Regardless of the issues I had, I feel this decently-written book could be a winner among fans of the author and those who can suspend their disbelief enough to get past smexxin in inappropriate places and times. I liked the writing enough to be open to other books by Watts.



  • oh, it’s a shame. closeted cop and mystery is totally my cup of tea. But when I looked at the 47-page length, I know it’s going to be difficult and then your review proves it.

    • Hiya Eve. I think this would have been a much better book at, say, double its length, and if she would have had them wait until being off the clock to smexx it up. She’s not a bad writer.

      • Hey all,
        I do take your cons into consideration. The complication comes when the publisher has certain expectations of what the book will contain and where it will appear in the story. A short story that is purely relationship building tends to be static, yet the double plots make the story feel rushed. I’m usually pushing the line of the maximum word count permitted for the shorts that I write.

        My apologies that you don’t feel my work is adequate. I strive, with each new story, to meet the needs of my readers. For the most part, I believe I’m doing that. Can’t satisfy everyone.

        It’s the balance of the poor and exceptional reviews which fill out a rounded point of view. My recommendation would be two read reviews like Wave’s and Lynn’s, then the ones that are five stars and come to a middle ground. You’ll be better versed on what the work has to offer. Hopefully, a moment to think for yourselves will arise and whatever decision you make from that, will at least be well-informed.

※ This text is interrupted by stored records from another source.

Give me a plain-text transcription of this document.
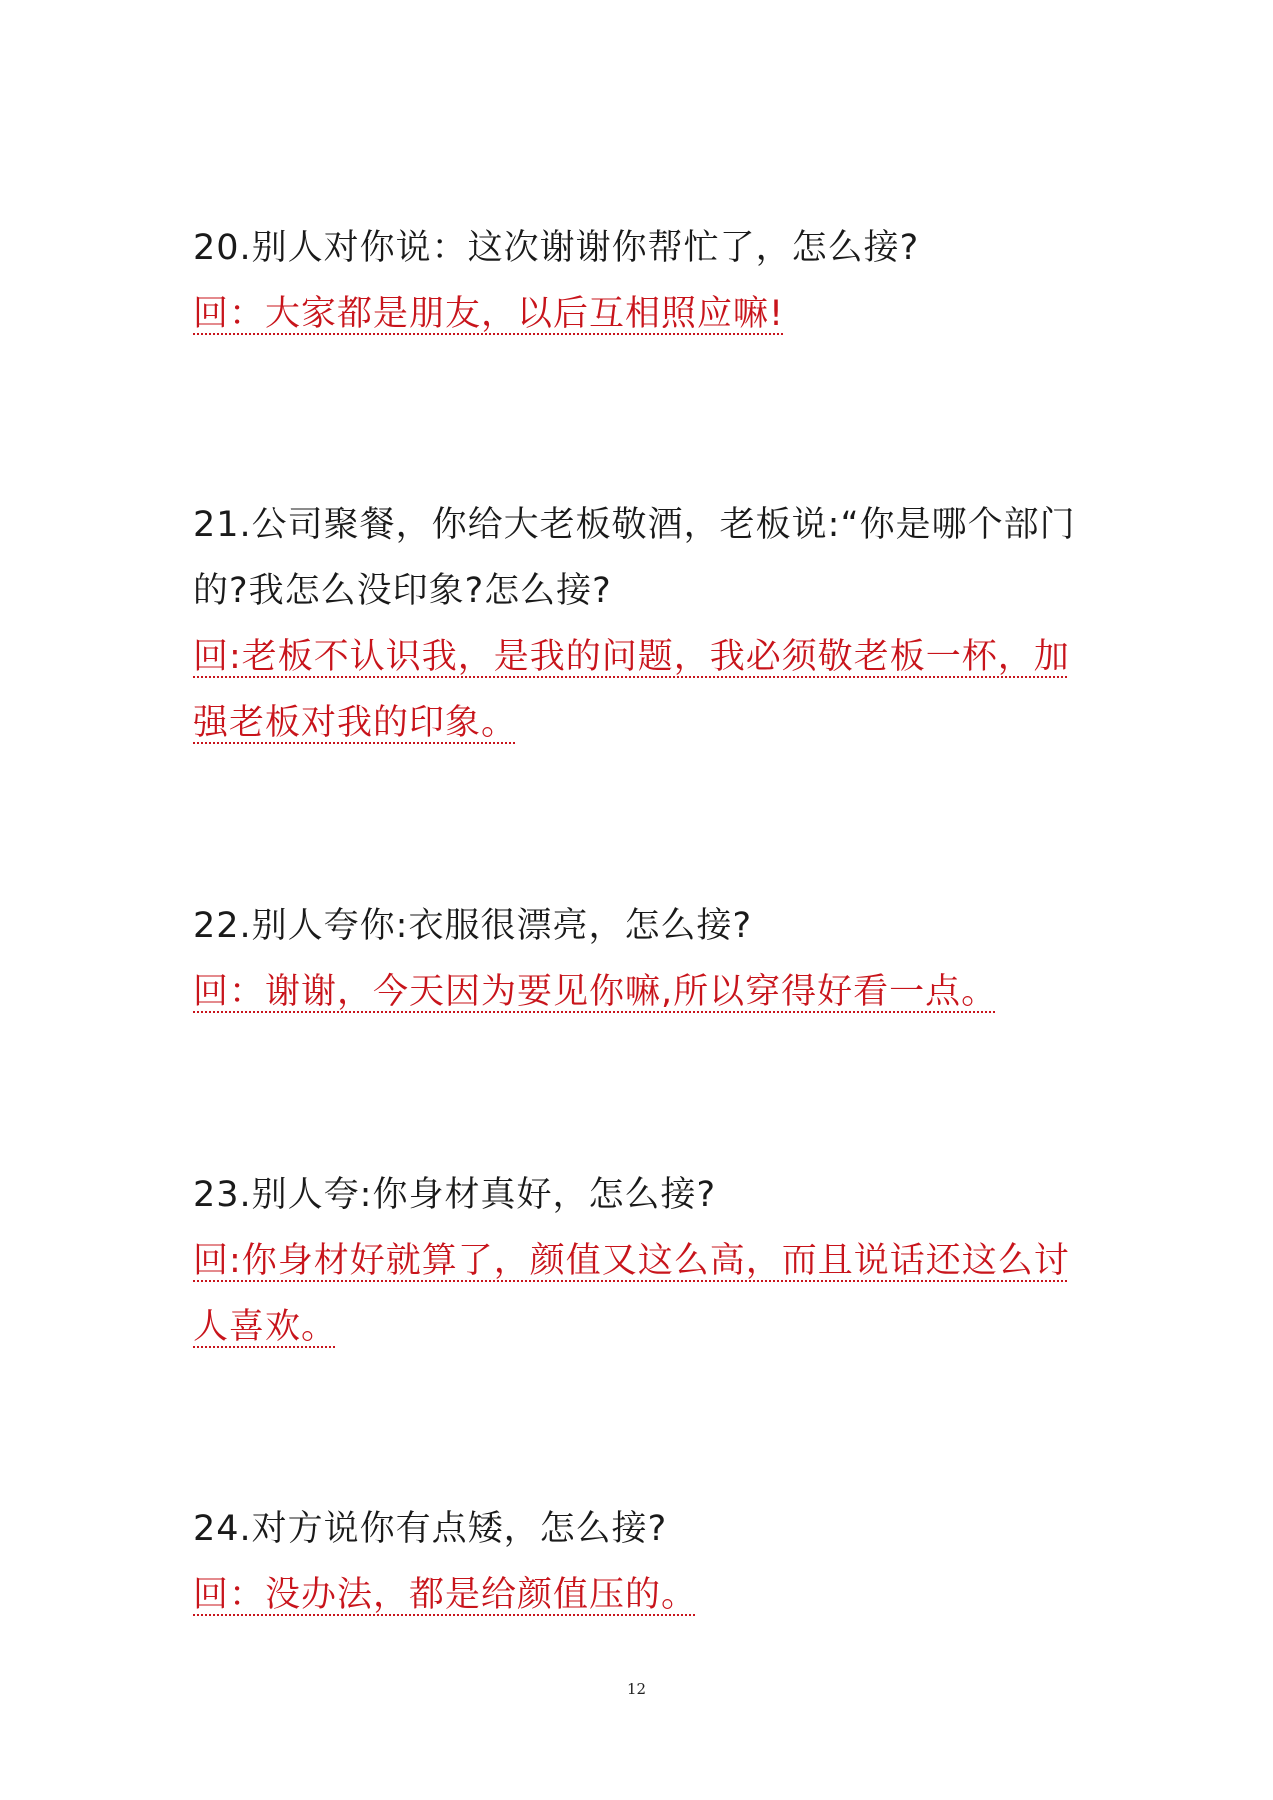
20.别人对你说：这次谢谢你帮忙了，怎么接?

回：大家都是朋友，以后互相照应嘛!

21.公司聚餐，你给大老板敬酒，老板说:“你是哪个部门的?我怎么没印象?怎么接?

回:老板不认识我，是我的问题，我必须敬老板一杯，加强老板对我的印象。

22.别人夸你:衣服很漂亮，怎么接?

回：谢谢，今天因为要见你嘛,所以穿得好看一点。

23.别人夸:你身材真好，怎么接?

回:你身材好就算了，颜值又这么高，而且说话还这么讨人喜欢。

24.对方说你有点矮，怎么接?

回：没办法，都是给颜值压的。

12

        Happy reading and may you find a work more your speed.


  • Lynn
    I think that this author uses similar plot lines in most of her stories. They all strain credibility.

    I reviewed Bad Boys, Bad Boys several months ago which I rated 2 stars and here’s one paragraph in my review re inappropriate behaviour

    There were several scenes in the story which would test the credibility of any reader – in one instance these two officers, while waiting for the Chief who is not pleased that they let their target escape, start kissing in a conference room with the door unlocked, clearly unconcerned about losing their jobs<<

    What saved the story was the humour but I couldn’t go above 2 stars. Apparently she hasn’t learned.

    Thanks for your usual incisive take Lynn.

    • Hi Wave. The overall writing and the fact the rest of the story mostly worked is what saved it from having an even lower rating. And yes, one would think that an author could take away the “cons” reviewers and other readers bring up and help future books.

  • Short stories that combine a romance with a mystery/crime storyline often leave me disappointed. They are way to brief to do justice to either of the story lines. I have been disappointed so many times that I seldom buy this length of book. It seems few authors can pull off a satisfying story at these smaller word counts and these books can be expensive for what you get.

    • You’re right, Jill. Although the case is really a backdrop to the romance, I did feel that the length impeded a reasonable conclusion to the criminal aspect. Too much packed in 47 pages.